The neighborhood of Ushiot (“foundations”) is on the other side of town. It’s a Project Renewal neighborhood.
It’s the kind of neighborhood where some families are struggling – either to make a living or to escape domestic abuse. And in the midst of this there are kids who have to try to create a life for themselves.
That’s where OU Israel’s Makom Balev (“a place in the heart”) comes in.
“What these kids need is love and attention,” he says. “In school they get yelled at and at home some of them have abusive parents or siblings. They may even have a police record themselves.”
Makom Balev in Rehovot has groups for each grade from seven to 10.
About half of the group of 60 came together this week for a Tu b’Shevat seder. An interesting choice for a group where many of the kids aren’t from religious homes.
As is the tradition for the Tu b’Shevat seder, each group made a bracha on a fruit that grows in Israel. There was no carob. They wouldn’t have eaten it even if there were. They had apples, bananas, dates and a variety of other dried fruits. After the seder they had pizza.

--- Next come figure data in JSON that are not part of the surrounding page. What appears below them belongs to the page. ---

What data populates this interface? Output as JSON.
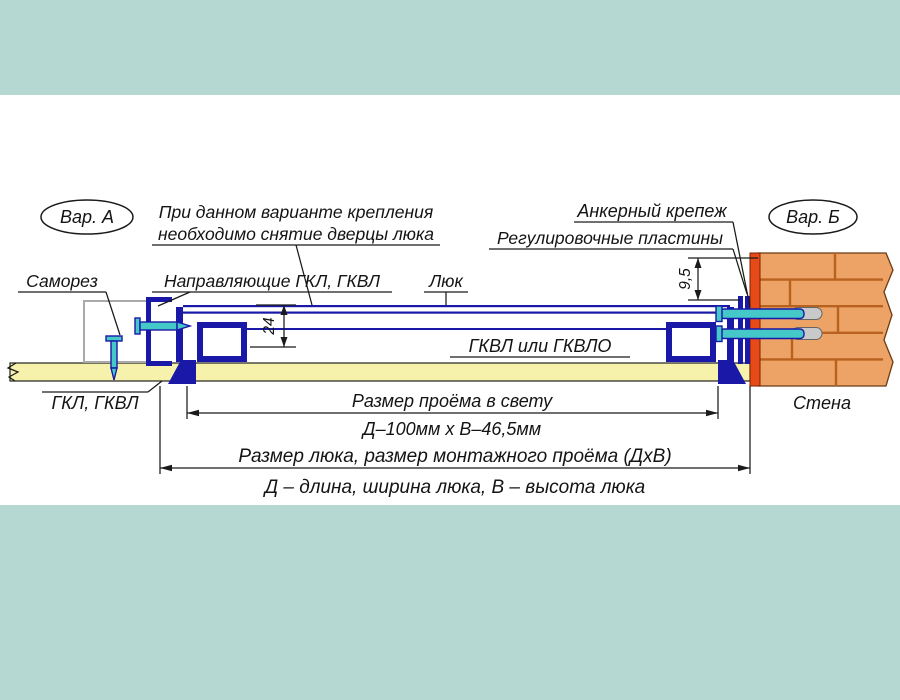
{
  "labels": {
    "var_a": "Вар. А",
    "var_b": "Вар. Б",
    "note_line1": "При данном варианте крепления",
    "note_line2": "необходимо снятие дверцы люка",
    "anchor_fastener": "Анкерный крепеж",
    "adjustment_plates": "Регулировочные пластины",
    "self_tapping_screw": "Саморез",
    "guides": "Направляющие ГКЛ, ГКВЛ",
    "hatch": "Люк",
    "sheet_center": "ГКВЛ или ГКВЛО",
    "sheet_left": "ГКЛ, ГКВЛ",
    "wall": "Стена"
  },
  "dimensions": {
    "gap_value": "9,5",
    "door_thickness": "24",
    "opening_title": "Размер проёма в свету",
    "opening_value": "Д–100мм х В–46,5мм",
    "hatch_size_title": "Размер люка, размер монтажного проёма (ДхВ)",
    "hatch_size_note": "Д – длина, ширина люка, В – высота люка"
  },
  "colors": {
    "band_teal": "#b5d9d2",
    "drywall_yellow": "#f6f2ab",
    "brick_orange": "#eca365",
    "brick_mortar": "#b9611f",
    "seal_red": "#e64a19",
    "profile_blue": "#1a18a6",
    "fastener_cyan": "#45c8c8",
    "stud_gray": "#a9a9a9"
  }
}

“What we hope they’ll take away from the seder is the brachot on each fruit that they see the madrichim making,” Cohen Vaza says.
There were also four Tu b’Shevat divrei Torah by members of the religious garin that is connected with the local Yeshivat Orot Ya’acov. These are young families who have chose to make their homes in the Ushiot neighborhood of Rehovot.

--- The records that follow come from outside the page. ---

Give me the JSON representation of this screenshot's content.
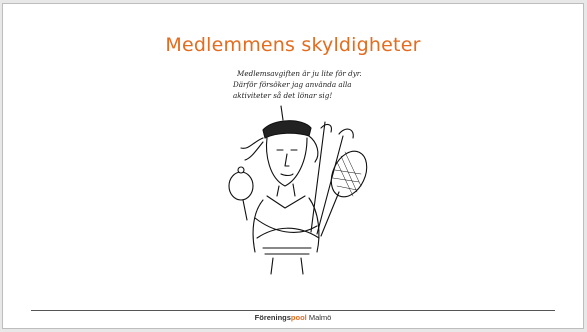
{
  "slide": {
    "title": "Medlemmens skyldigheter",
    "handwritten_text": [
      "Medlemsavgiften är ju lite för dyr.",
      "Därför försöker jag använda alla",
      "aktiviteter så det lönar sig!"
    ],
    "footer": {
      "org_part1": "Förenings",
      "org_part2": "pool",
      "org_part3": " Malmö"
    },
    "colors": {
      "accent": "#e46c1f"
    },
    "illustration_subject": "person-with-sports-equipment-drawing"
  }
}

The divrei Torah were short and to the point. The theme that resonated with the teens compared people to trees. “Just like trees, people also need water to flourish,” Rav David Polatov explained. “Without water trees won’t bear fruit. For people, Torah is like water. If you don’t have water – if you don’t learn Torah – you won’t flourish.”
This was very meaningful to some of the boys.
“Shortly after I started as a madrich here three years ago, there was a fight. Before we could stop it one of the boys ended up in the hospital,” he says. “The boy who started the fight told me later that he didn’t care if they threw him out of school. He didn’t even care if he would be in trouble with the police. What worried him was whether he’d be able to keep coming to Makom Balev.”
“There are no bad kids,” Cohen Vaza says. “There are kids who have a hard time getting by in life.”
Abebas Stato, 23, agrees with Cohen Vaza. “They like it here because we’re like the family they don’t necessarily have,” he says. “We help them build a future. They know that at Makom Balev there are people who will listen and help them.”
“I talk to some of the boys almost every day,” Cohen Vaza says. “We try to be like big brothers to them,” he says. “We give them what they need most: a supportive atmosphere based on love.”
“We hope that the Tu b’Shevat seder will be a step forward and will help create a generation who will make a positive contribution to Israeli society,” says Kobi Ziat, project coordinator for Makom Balev.